Milestone Cabenuva Approval Cuts Antiretroviral Dosing by Half

HIV/AIDS Ribbon

ViiV Healthcare’s HIV treatment Cabenuva has been approved by the U.S. Food and Drug Administration for use every two months, meaning patients only have to receive an injectable dose six times per year.

Cabenuva was first approved last year for use once a month, reducing antiretroviral treatments from once per day to only 12 times per year. Cabenuva (cabotegravir, rilpivirine) has been designed to replace antiretroviral regimens currently used by some HIV-positive adults whose disease is virologically suppressed.

ViiV Healthcare, established through a partnership of GlaxoSmithKline, Pfizer and Shinogi Limited, is laser-focused on developing new therapeutics for HIV, a disease that has been present in society for the past 41 years. The recent FDA approval for Cabenuva allows for monthly or every other month dosing.
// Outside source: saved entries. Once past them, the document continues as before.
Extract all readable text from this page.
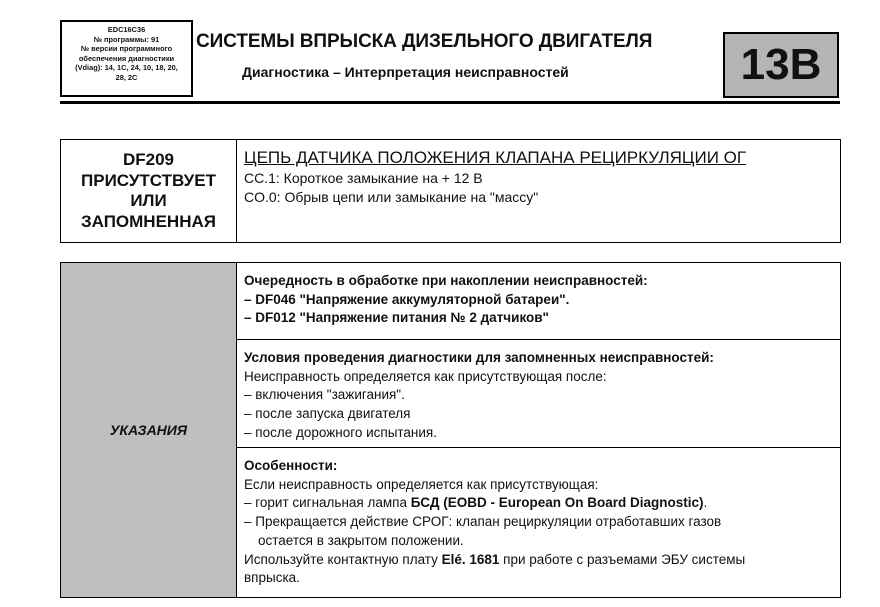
EDC16C36
№ программы: 91
№ версии программного
обеспечения диагностики
(Vdiag): 14, 1C, 24, 10, 18, 20,
28, 2C
СИСТЕМЫ ВПРЫСКА ДИЗЕЛЬНОГО ДВИГАТЕЛЯ
Диагностика – Интерпретация неисправностей	13B
DF209
ПРИСУТСТВУЕТ
ИЛИ
ЗАПОМНЕННАЯ
ЦЕПЬ ДАТЧИКА ПОЛОЖЕНИЯ КЛАПАНА РЕЦИРКУЛЯЦИИ ОГ
CC.1: Короткое замыкание на + 12 В
CO.0: Обрыв цепи или замыкание на "массу"
УКАЗАНИЯ
Очередность в обработке при накоплении неисправностей:
– DF046 "Напряжение аккумуляторной батареи".
– DF012 "Напряжение питания № 2 датчиков"
Условия проведения диагностики для запомненных неисправностей:
Неисправность определяется как присутствующая после:
– включения "зажигания".
– после запуска двигателя
– после дорожного испытания.
Особенности:
Если неисправность определяется как присутствующая:
– горит сигнальная лампа БСД (EOBD - European On Board Diagnostic).
– Прекращается действие СРОГ: клапан рециркуляции отработавших газов
остается в закрытом положении.
Используйте контактную плату Elé. 1681 при работе с разъемами ЭБУ системы
впрыска.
The latest approval was based on data from the Phase IIIb ATLAS-2M study that showed dosing of Cabenuva every other month was non-inferior to monthly dosing. The study also found that rates of virologic suppression were similar for dosing monthly or every two months. This was a key secondary endpoint of the Phase IIIb study. Cabenuva continued to show a safe profile in HIV patients with adverse events primarily limited to injection site reaction, fatigue, dizziness, and musculoskeletal pain.

Lynn Baxter, head of North America at ViiV Healthcare, expressed excitement about the latest approval for Cabenuva.

“Today’s approval is a remarkable achievement given where HIV treatment was just a decade ago. We know some people living with HIV struggle with taking daily oral pills, and Cabenuva may allow them to maintain viral suppression while significantly reducing dosing to as few as six times a year,” Baxter said in a statement.

Cabenuva is comprised of ViiV Healthcare’s cabotegravir extended-release injectable suspension and Janssen’s rilpivirine extended-release injectable suspension. The drug is a complete regimen for HIV-1 infection in adults who are virologically suppressed on a stable antiretroviral regimen with no history of treatment failure.

“In clinical trials, approximately nine out of every ten trial participants preferred long-acting cabotegravir and rilpivirine dosed every two months compared to daily oral cabotegravir and rilpivirine taken as the oral lead-in per trial protocol. This preference data highlights the meaningful impact long-acting regimens can have on the treatment experience for the HIV community,” Dr. Turner Overton, a professor in the Department of Medicine at the University of Alabama at Birmingham and ATLAS-2M primary investigator said in a statement.

HIV has taken the lives of an estimated 35 million people in the 41 years since it first emerged. It is currently estimated that about 1.1 million Americans live with HIV infection and approximately 38,000 Americans are diagnosed with the infection each year, which is down significantly from peak infections.

There has been a significant push from the U.S. government to eradicate the disease. During the previous presidential administration, the White House launched an initiative to reduce the number of new HIV infections in the United States by 75% by 2025. By 2030, the goal is to reduce infections by at least 90%, for an estimated 250,000 total HIV infections averted. The current administration has taken up the cause and pledged to meet the goal.

Multiple approaches are being made to combat HIV, including gene therapies by companies like American Gene Technologies and other treatments by Merck and Gilead Sciences.